Broccolini Blossom Frittata

Broccolini Blossom Frittata

Frittatas are one of our most favorite dishes. You can eat them anytime of the day, they keep well and travel beautifully. When you have a base recipe, you can create all kinds of variations, like this beautiful broccolini blossom frittata. 


SHOPPING LIST: ⁠

1 cup chopped yellow onion

1 teaspoon Bella Cucina Wild Oregano & Sage Salt 

2 Tablespoons Bella Cucina extra virgin olive oil

8 organic eggs

1/4 cup whipping cream                                                          

2 Tablespoons  Arugula Pesto                                  

1/4 cup grated Parmesan Cheese                                                                           

1 bunch broccoli with blossoms 


⁠PREPARATION: Preheat oven to 375 degrees.

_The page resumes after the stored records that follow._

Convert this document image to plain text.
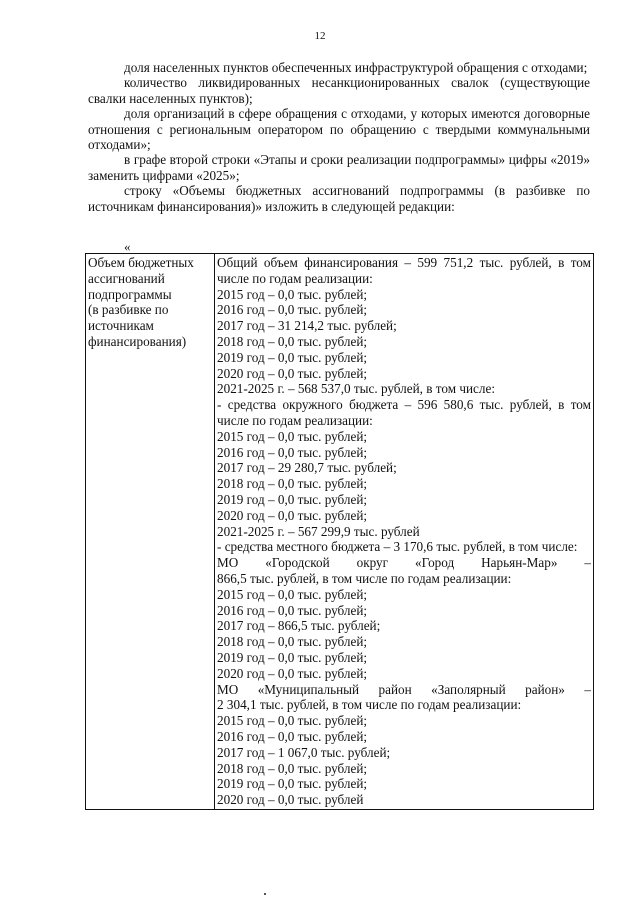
12

доля населенных пунктов обеспеченных инфраструктурой обращения с отходами;

количество ликвидированных несанкционированных свалок (существующие свалки населенных пунктов);

доля организаций в сфере обращения с отходами, у которых имеются договорные отношения с региональным оператором по обращению с твердыми коммунальными отходами»;

в графе второй строки «Этапы и сроки реализации подпрограммы» цифры «2019» заменить цифрами «2025»;

строку «Объемы бюджетных ассигнований подпрограммы (в разбивке по источникам финансирования)» изложить в следующей редакции:

«
Объем бюджетных
ассигнований
подпрограммы
(в разбивке по
источникам
финансирования)

Общий объем финансирования – 599 751,2 тыс. рублей, в том числе по годам реализации:
2015 год – 0,0 тыс. рублей;
2016 год – 0,0 тыс. рублей;
2017 год – 31 214,2 тыс. рублей;
2018 год – 0,0 тыс. рублей;
2019 год – 0,0 тыс. рублей;
2020 год – 0,0 тыс. рублей;
2021-2025 г. – 568 537,0 тыс. рублей, в том числе:
- средства окружного бюджета – 596 580,6 тыс. рублей, в том числе по годам реализации:
2015 год – 0,0 тыс. рублей;
2016 год – 0,0 тыс. рублей;
2017 год – 29 280,7 тыс. рублей;
2018 год – 0,0 тыс. рублей;
2019 год – 0,0 тыс. рублей;
2020 год – 0,0 тыс. рублей;
2021-2025 г. – 567 299,9 тыс. рублей
- средства местного бюджета – 3 170,6 тыс. рублей, в том числе:
МО «Городской округ «Город Нарьян-Мар» –
866,5 тыс. рублей, в том числе по годам реализации:
2015 год – 0,0 тыс. рублей;
2016 год – 0,0 тыс. рублей;
2017 год – 866,5 тыс. рублей;
2018 год – 0,0 тыс. рублей;
2019 год – 0,0 тыс. рублей;
2020 год – 0,0 тыс. рублей;
МО «Муниципальный район «Заполярный район» –
2 304,1 тыс. рублей, в том числе по годам реализации:
2015 год – 0,0 тыс. рублей;
2016 год – 0,0 тыс. рублей;
2017 год – 1 067,0 тыс. рублей;
2018 год – 0,0 тыс. рублей;
2019 год – 0,0 тыс. рублей;
2020 год – 0,0 тыс. рублей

In an 8 or 9 inch non-stick pan, heat 2 Tablespoons olive oil over medium heat. Add the chopped onion and a pinch of the salt. Cook for 4-6 minutes, stirring often, or until the onion is soft and caramelized sweet. Remove from the heat.


In a blender or food processor, add the eggs, pesto, cream and Parmesan Cheese.  Blend just until smooth. Pour the eggs mixture over the onions in the pan.  Arrange  the broccoli in the pan.  Place in the oven and cook 25-30 minutes, or until the edges pull away from the side of the pan and the center is springy, but not liquid. You can test with a skewer or toothpick.

Cool slightly, then turn out onto a platter or cutting board. Cut into wedges and serve warm or snack all day long at room temperature.